Nur wird auch die Ermittlung schwer, weil sich die Regierung wahrscheinlich einfach auf §96 StPO ausruhen kann.



> *StPO § 96*
> Die *Vorlegung oder Auslieferung* von Akten oder anderen in *amtlicher*
> Verwahrung befindlichen *Schriftstücken durch Behörden* und öffentliche
> Beamte *darf nicht gefordert werden, wenn deren oberste Dienstbehörde
> ...


----------



## Dr Bakterius (13. August 2015)

Seit 911 sind ja fast alle westlichen Staaten auf Paranoia und haben den Hebel für den gläsernen Bürger in der Hand. Ich bin mal gehässig und sage das eine Krähe der anderen kein Auge aushackt


----------



## rabe08 (13. August 2015)

Das Problem ist doch, dass es keine Alternative gibt. SPD? Leute mit linken Ansichten werden sich da langfristig nicht mehr durchsetzen können, der dicke Sigi ist charakterlos machtgeil, keine schöne Kombination. FDP? Die guten Leute sind in Rente oder sogar schon tot. Die Grünen? Wahlprogramm lesen, abhaken. Die Linke? Der Realo-Gisy-Flügel ist eigentlich o.k. Aber dann gibt es den dogmatisch-linken Flügel. Wenn ich die Wagenknecht manchmal höre, kriege ich Angst. Die "Alternative für Deutschland"? Von "nationalen Patrioten" übernehmen. Es dümmlich fand ich die immer, aber geht jetzt gar nicht mehr. Die Piraten? . Die Partei? Die machen wenigstens, was sie im Wahlkampf versprochen haben. Aber eine echte Alternative wollen die nicht sein.

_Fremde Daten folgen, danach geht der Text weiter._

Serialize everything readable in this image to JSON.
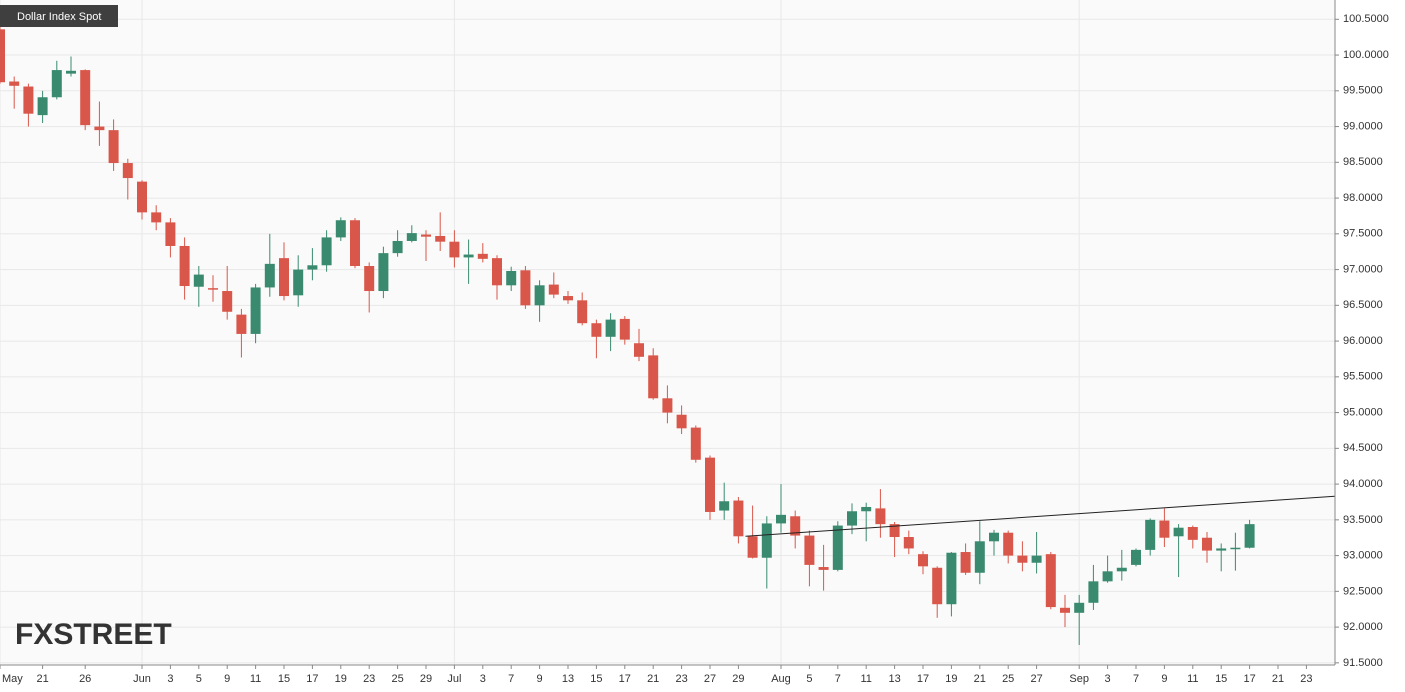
{
  "chart_data": {
    "type": "candlestick",
    "title": "Dollar Index Spot",
    "watermark": [
      "FX",
      "STREET"
    ],
    "categories": [
      "May",
      null,
      null,
      "21",
      null,
      null,
      "26",
      null,
      null,
      null,
      "Jun",
      null,
      "3",
      null,
      "5",
      null,
      "9",
      null,
      "11",
      null,
      "15",
      null,
      "17",
      null,
      "19",
      null,
      "23",
      null,
      "25",
      null,
      "29",
      null,
      "Jul",
      null,
      "3",
      null,
      "7",
      null,
      "9",
      null,
      "13",
      null,
      "15",
      null,
      "17",
      null,
      "21",
      null,
      "23",
      null,
      "27",
      null,
      "29",
      null,
      null,
      "Aug",
      null,
      "5",
      null,
      "7",
      null,
      "11",
      null,
      "13",
      null,
      "17",
      null,
      "19",
      null,
      "21",
      null,
      "25",
      null,
      "27",
      null,
      null,
      "Sep",
      null,
      "3",
      null,
      "7",
      null,
      "9",
      null,
      "11",
      null,
      "15",
      null,
      "17",
      null,
      "21",
      null,
      "23",
      null
    ],
    "open": [
      100.36,
      99.63,
      99.56,
      99.16,
      99.41,
      99.74,
      99.79,
      99.0,
      98.95,
      98.49,
      98.23,
      97.8,
      97.66,
      97.33,
      96.76,
      96.74,
      96.7,
      96.37,
      96.1,
      96.75,
      97.16,
      96.64,
      97.0,
      97.06,
      97.45,
      97.69,
      97.05,
      96.7,
      97.23,
      97.4,
      97.49,
      97.47,
      97.39,
      97.17,
      97.22,
      97.16,
      96.78,
      96.99,
      96.5,
      96.79,
      96.63,
      96.57,
      96.25,
      96.06,
      96.31,
      95.97,
      95.8,
      95.2,
      94.97,
      94.79,
      94.37,
      93.63,
      93.77,
      93.27,
      92.97,
      93.45,
      93.55,
      93.28,
      92.84,
      92.8,
      93.42,
      93.62,
      93.66,
      93.44,
      93.26,
      93.02,
      92.83,
      92.32,
      93.05,
      92.76,
      93.2,
      93.32,
      93.0,
      92.9,
      93.02,
      92.27,
      92.2,
      92.34,
      92.64,
      92.78,
      92.87,
      93.08,
      93.49,
      93.27,
      93.4,
      93.25,
      93.07,
      93.09,
      93.11,
      null,
      null,
      null,
      null,
      null
    ],
    "high": [
      100.5,
      99.7,
      99.6,
      99.5,
      99.92,
      99.98,
      99.8,
      99.35,
      99.1,
      98.55,
      98.25,
      97.9,
      97.72,
      97.45,
      97.05,
      96.92,
      97.05,
      96.45,
      96.8,
      97.5,
      97.38,
      97.2,
      97.3,
      97.55,
      97.73,
      97.72,
      97.1,
      97.32,
      97.55,
      97.62,
      97.55,
      97.8,
      97.55,
      97.42,
      97.37,
      97.2,
      97.04,
      97.05,
      96.85,
      96.96,
      96.7,
      96.68,
      96.3,
      96.39,
      96.35,
      96.17,
      95.9,
      95.38,
      95.1,
      94.82,
      94.4,
      94.02,
      93.82,
      93.7,
      93.55,
      94.0,
      93.63,
      93.35,
      93.15,
      93.48,
      93.73,
      93.74,
      93.93,
      93.47,
      93.35,
      93.06,
      92.85,
      93.05,
      93.17,
      93.48,
      93.36,
      93.35,
      93.2,
      93.33,
      93.05,
      92.45,
      92.45,
      92.87,
      93.0,
      93.08,
      93.1,
      93.52,
      93.66,
      93.44,
      93.42,
      93.33,
      93.17,
      93.32,
      93.5,
      null,
      null,
      null,
      null,
      null
    ],
    "low": [
      99.6,
      99.25,
      99.0,
      99.05,
      99.38,
      99.7,
      98.95,
      98.73,
      98.38,
      97.98,
      97.7,
      97.55,
      97.17,
      96.58,
      96.48,
      96.55,
      96.3,
      95.77,
      95.97,
      96.62,
      96.57,
      96.48,
      96.85,
      96.97,
      97.4,
      97.02,
      96.4,
      96.6,
      97.18,
      97.38,
      97.12,
      97.26,
      97.03,
      96.8,
      97.1,
      96.58,
      96.7,
      96.45,
      96.27,
      96.6,
      96.52,
      96.22,
      95.76,
      95.86,
      95.95,
      95.72,
      95.18,
      94.85,
      94.7,
      94.3,
      93.5,
      93.5,
      93.17,
      92.96,
      92.54,
      93.32,
      93.1,
      92.57,
      92.51,
      92.78,
      93.3,
      93.2,
      93.25,
      92.98,
      93.02,
      92.74,
      92.13,
      92.15,
      92.73,
      92.6,
      93.0,
      92.89,
      92.78,
      92.75,
      92.25,
      92.0,
      91.75,
      92.24,
      92.62,
      92.65,
      92.85,
      93.0,
      93.12,
      92.7,
      93.1,
      92.9,
      92.78,
      92.79,
      93.1,
      null,
      null,
      null,
      null,
      null
    ],
    "close": [
      99.62,
      99.57,
      99.18,
      99.41,
      99.79,
      99.78,
      99.02,
      98.95,
      98.49,
      98.28,
      97.8,
      97.66,
      97.33,
      96.77,
      96.93,
      96.72,
      96.41,
      96.1,
      96.75,
      97.08,
      96.63,
      97.0,
      97.06,
      97.45,
      97.69,
      97.05,
      96.7,
      97.23,
      97.4,
      97.51,
      97.46,
      97.39,
      97.17,
      97.21,
      97.15,
      96.78,
      96.98,
      96.5,
      96.78,
      96.65,
      96.57,
      96.25,
      96.06,
      96.3,
      96.02,
      95.78,
      95.2,
      95.0,
      94.78,
      94.34,
      93.61,
      93.76,
      93.27,
      92.97,
      93.45,
      93.57,
      93.28,
      92.87,
      92.8,
      93.42,
      93.62,
      93.68,
      93.44,
      93.26,
      93.1,
      92.85,
      92.32,
      93.04,
      92.76,
      93.2,
      93.32,
      93.0,
      92.9,
      93.0,
      92.28,
      92.2,
      92.34,
      92.64,
      92.78,
      92.83,
      93.08,
      93.5,
      93.25,
      93.39,
      93.22,
      93.07,
      93.1,
      93.11,
      93.44,
      null,
      null,
      null,
      null,
      null
    ],
    "up_color": "#3a8a70",
    "down_color": "#d9574a",
    "trendline": {
      "x": [
        52.5,
        94
      ],
      "y": [
        93.27,
        93.83
      ],
      "color": "#222222"
    },
    "ylim": [
      91.47,
      100.77
    ],
    "yticks": [
      {
        "value": 91.5,
        "label": "91.5000"
      },
      {
        "value": 92,
        "label": "92.0000"
      },
      {
        "value": 92.5,
        "label": "92.5000"
      },
      {
        "value": 93,
        "label": "93.0000"
      },
      {
        "value": 93.5,
        "label": "93.5000"
      },
      {
        "value": 94,
        "label": "94.0000"
      },
      {
        "value": 94.5,
        "label": "94.5000"
      },
      {
        "value": 95,
        "label": "95.0000"
      },
      {
        "value": 95.5,
        "label": "95.5000"
      },
      {
        "value": 96,
        "label": "96.0000"
      },
      {
        "value": 96.5,
        "label": "96.5000"
      },
      {
        "value": 97,
        "label": "97.0000"
      },
      {
        "value": 97.5,
        "label": "97.5000"
      },
      {
        "value": 98,
        "label": "98.0000"
      },
      {
        "value": 98.5,
        "label": "98.5000"
      },
      {
        "value": 99,
        "label": "99.0000"
      },
      {
        "value": 99.5,
        "label": "99.5000"
      },
      {
        "value": 100,
        "label": "100.0000"
      },
      {
        "value": 100.5,
        "label": "100.5000"
      }
    ],
    "grid": true
  }
}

Alle klar Leute, stellt Euch darauf ein, die nächsten mindestens 2 Wahlperioden geht es genauso weiter wie jetzt.


----------



## shadie (13. August 2015)

Ich sags mal so, wer glaubt nur die NSA würde ausspionieren lebt irgendwo hinterm Mond.

Die NSA waren nur die einzigen die sich haben erwischen lassen.

Unser BND spioniert genau so wie die NSA, wurden nur noch nicht erwischt.

irgendwas gegen die NSA kann man auch nicht wirklich machen mit der aktuellen Führungsriege welche so tief in den Ammi´s stecken, dass Sie gar nicht mehr rauskommen.


----------



## Blizzard_Mamba (13. August 2015)

Ich will nicht mehr. 
Die Opposition ist zu klein und die SPD hat jegliche ihrer früheren Werte verloren (yay bergab seit 1914 ). Die Linke zerlegt sich wie immer selbst. Die Grünen -Ich mag den Hofreiter wenn er sich aufregt-...  Das war es. 
Der rest vollkommen Rückrat befreite Volksverräter. Natürlich kommt auch noch TTIP druch weil wir ja so tolle Beziehungen zu den Ammis wollen *nicht* ! Das einzige was die können ist drohen, mit Krieg und Strafen wenn man sich nicht so verhält wie sie es wollen. 
Unser Planet wird dank ihrer dümmlichen Ideologie in die Knie gezwungen und unsere Europäischen "Volksvertreter" haben nichts besseres zu tun als so einem Regime in den Arsch zu kriechen.
Naja Rom ist ja auch untergegangen, kann man nur hoffen das es hier nicht so lange dauert. 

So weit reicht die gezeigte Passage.